L’association entre la « fatigue » et le risque d’accident de la route est un phénomène connu depuis longtemps, sans que la distinction ait été faite entre la fatigue liée essentiellement au temps prolongé de conduite et le manque de sommeil. Les nombreux travaux réalisés depuis une vingtaine d’années ont toutefois permis de démontrer la relation très nette existant entre les accidents de la route et les troubles du sommeil ; il est ainsi clairement établi aujourd’hui que les sujets souffrant d’apnées obstructives du sommeil ont un risque accru d’accident de la circulation. Mais ce risque est également augmenté en dehors de tout contexte pathologique par le seul manque de sommeil. Une dette de sommeil est plus fréquemment trouvée dans certaines circonstances, notamment chez les sujets jeunes, en cas de conduite sur une longue distance ou lorsque le trajet en voiture est débuté en période nocturne. La pratique d’un électroencéphalogramme chez ces conducteurs à risque a confirmé l’altération très nette du niveau de vigilance comparativement à un groupe témoin. «Ces troubles de la vigilance au volant sont à l’origine d’une part importante des accidents de la route survenant la nuit, en particulier chez les jeunes conducteurs; il s’agit d’un problème auquel nous devons répondre par différentes mesures», insiste le Pr Philip. Deux approches simples, la prise de café et la sieste, ont été testées sur 12 jeunes volontaires, âgés en moyenne de 21,3 ans (1). Plusieurs paramètres ont été mesurés : degré de fatigue ressentie et sensation de sommeil rapportée par les sujets, nombre de franchissements inappropriés de la ligne blanche (enregistrements vidéo) et qualité du sommeil par un enregistrement polysomnographique.
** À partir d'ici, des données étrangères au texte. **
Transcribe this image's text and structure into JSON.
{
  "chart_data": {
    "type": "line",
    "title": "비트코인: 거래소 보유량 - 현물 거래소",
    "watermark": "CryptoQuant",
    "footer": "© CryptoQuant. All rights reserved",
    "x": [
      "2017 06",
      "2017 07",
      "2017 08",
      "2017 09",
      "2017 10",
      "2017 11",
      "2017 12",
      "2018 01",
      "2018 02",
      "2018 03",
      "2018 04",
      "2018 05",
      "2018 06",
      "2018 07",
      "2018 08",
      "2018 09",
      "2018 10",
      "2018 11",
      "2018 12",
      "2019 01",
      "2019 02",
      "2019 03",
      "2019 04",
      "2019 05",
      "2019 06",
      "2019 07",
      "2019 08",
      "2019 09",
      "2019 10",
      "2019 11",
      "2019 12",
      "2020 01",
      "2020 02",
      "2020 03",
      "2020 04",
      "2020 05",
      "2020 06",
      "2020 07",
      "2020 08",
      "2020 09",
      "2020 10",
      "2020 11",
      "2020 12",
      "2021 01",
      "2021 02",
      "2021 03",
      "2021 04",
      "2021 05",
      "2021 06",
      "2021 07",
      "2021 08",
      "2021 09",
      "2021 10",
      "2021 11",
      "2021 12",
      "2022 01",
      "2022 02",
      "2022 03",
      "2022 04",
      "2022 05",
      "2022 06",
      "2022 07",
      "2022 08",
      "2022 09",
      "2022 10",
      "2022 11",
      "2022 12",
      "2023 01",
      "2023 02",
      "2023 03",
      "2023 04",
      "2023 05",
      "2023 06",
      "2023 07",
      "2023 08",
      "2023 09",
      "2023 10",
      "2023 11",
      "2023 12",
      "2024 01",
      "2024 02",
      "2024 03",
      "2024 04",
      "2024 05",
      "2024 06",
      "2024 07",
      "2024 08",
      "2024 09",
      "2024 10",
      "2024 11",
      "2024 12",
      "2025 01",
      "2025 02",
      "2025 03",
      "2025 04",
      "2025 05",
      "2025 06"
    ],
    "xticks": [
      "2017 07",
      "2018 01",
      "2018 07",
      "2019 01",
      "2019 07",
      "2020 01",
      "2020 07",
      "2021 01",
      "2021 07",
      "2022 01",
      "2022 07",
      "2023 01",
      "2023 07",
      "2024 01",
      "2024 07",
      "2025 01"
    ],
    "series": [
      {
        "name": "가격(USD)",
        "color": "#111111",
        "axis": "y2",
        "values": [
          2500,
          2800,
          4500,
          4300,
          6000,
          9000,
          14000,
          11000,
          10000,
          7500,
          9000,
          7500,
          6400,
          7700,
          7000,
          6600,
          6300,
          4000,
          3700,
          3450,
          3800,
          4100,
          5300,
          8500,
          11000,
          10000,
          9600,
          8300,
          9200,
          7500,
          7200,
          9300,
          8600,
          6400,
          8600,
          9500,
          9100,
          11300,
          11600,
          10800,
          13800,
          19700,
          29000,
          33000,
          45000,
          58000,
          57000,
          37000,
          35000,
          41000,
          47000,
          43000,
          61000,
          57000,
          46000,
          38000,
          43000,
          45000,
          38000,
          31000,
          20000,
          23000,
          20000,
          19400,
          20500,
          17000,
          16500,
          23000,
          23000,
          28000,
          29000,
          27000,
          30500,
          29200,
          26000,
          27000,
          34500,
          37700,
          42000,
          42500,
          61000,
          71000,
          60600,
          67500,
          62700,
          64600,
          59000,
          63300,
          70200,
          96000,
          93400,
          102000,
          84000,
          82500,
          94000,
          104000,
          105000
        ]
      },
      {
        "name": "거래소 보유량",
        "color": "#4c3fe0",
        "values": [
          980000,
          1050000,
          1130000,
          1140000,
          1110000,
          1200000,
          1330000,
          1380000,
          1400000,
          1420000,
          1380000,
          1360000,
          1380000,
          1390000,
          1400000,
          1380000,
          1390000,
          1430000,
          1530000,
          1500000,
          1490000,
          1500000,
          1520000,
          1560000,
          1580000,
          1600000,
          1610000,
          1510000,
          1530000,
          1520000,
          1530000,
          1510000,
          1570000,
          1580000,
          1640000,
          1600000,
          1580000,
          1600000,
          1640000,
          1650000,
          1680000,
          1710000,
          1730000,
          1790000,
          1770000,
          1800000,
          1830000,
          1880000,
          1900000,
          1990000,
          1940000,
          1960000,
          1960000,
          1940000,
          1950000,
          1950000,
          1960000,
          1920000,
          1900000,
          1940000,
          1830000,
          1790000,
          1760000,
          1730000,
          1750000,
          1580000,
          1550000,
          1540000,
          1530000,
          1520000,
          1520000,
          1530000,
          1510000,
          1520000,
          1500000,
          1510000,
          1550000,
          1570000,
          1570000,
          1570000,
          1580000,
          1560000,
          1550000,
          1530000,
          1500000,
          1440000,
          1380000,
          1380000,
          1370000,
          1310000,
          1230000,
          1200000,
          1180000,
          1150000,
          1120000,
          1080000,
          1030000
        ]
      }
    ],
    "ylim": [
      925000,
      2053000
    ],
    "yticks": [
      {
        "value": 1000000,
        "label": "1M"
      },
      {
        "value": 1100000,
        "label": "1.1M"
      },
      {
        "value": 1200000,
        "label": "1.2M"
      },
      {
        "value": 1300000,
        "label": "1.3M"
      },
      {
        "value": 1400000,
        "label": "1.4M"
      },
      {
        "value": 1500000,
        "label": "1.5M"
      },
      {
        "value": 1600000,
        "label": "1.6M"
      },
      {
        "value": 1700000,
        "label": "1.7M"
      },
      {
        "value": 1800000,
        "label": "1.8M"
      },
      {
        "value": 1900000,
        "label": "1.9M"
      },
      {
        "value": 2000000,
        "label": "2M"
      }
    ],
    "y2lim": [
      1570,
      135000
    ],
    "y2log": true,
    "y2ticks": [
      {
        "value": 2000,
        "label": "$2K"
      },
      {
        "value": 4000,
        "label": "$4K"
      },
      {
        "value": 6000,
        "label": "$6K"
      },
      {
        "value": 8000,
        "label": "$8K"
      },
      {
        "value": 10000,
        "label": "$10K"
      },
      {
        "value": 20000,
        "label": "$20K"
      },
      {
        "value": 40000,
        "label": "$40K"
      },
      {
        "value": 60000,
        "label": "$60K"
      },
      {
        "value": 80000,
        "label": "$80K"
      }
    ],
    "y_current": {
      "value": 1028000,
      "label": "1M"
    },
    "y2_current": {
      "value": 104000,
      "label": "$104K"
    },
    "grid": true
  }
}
Les volontaires ont conduit sur 200 km entre 18 heures et 19 h 30 (conduite de référence) et entre 2 heures et 3 h 30, après avoir consommé du café (200 mg d’équivalent caféine), du café décaféiné (15 mg d’équivalent caféine, groupe placebo) ou après avoir fait une sieste de 30 minutes.
Les jeunes hommes sont ensuite retournés au laboratoire du sommeil pour un enregistrement polysomnographique. La qualité de la conduite de nuit était similaire à celle de la conduite de jour chez 75 % des sujets ayant pris du café, chez 66 % de ceux ayant fait une sieste, contre seulement 13 % de ceux sous placebo.
Deux contre-mesures simples et efficaces.
La latence d’endormissement et la qualité du sommeil ultérieur ont été équivalentes dans les trois groupes.
«La consommation de café et la sieste sont donc deux contre-mesures simples et efficaces à la somnolence au volant, avec toutefois une grande variabilité interindividuelle dans la réponse à ces mesures: certains sujets répondent bien à la sieste, d’autres à la prise de café. En pratique, il faut donc se tester pour adopter la meilleure stratégie», explique le Dr Philip.
D’après un entretien avec le Pr Pierre Philip, clinique du sommeil, hôpital Pellegrin, Bordeaux.
(1) Philip P. et al., The effects of coffee and napping on nighttime highway driving : a randomized trial. « Ann. Intern. Med. » 2006, jun 6 ;144 (11) : 785-91.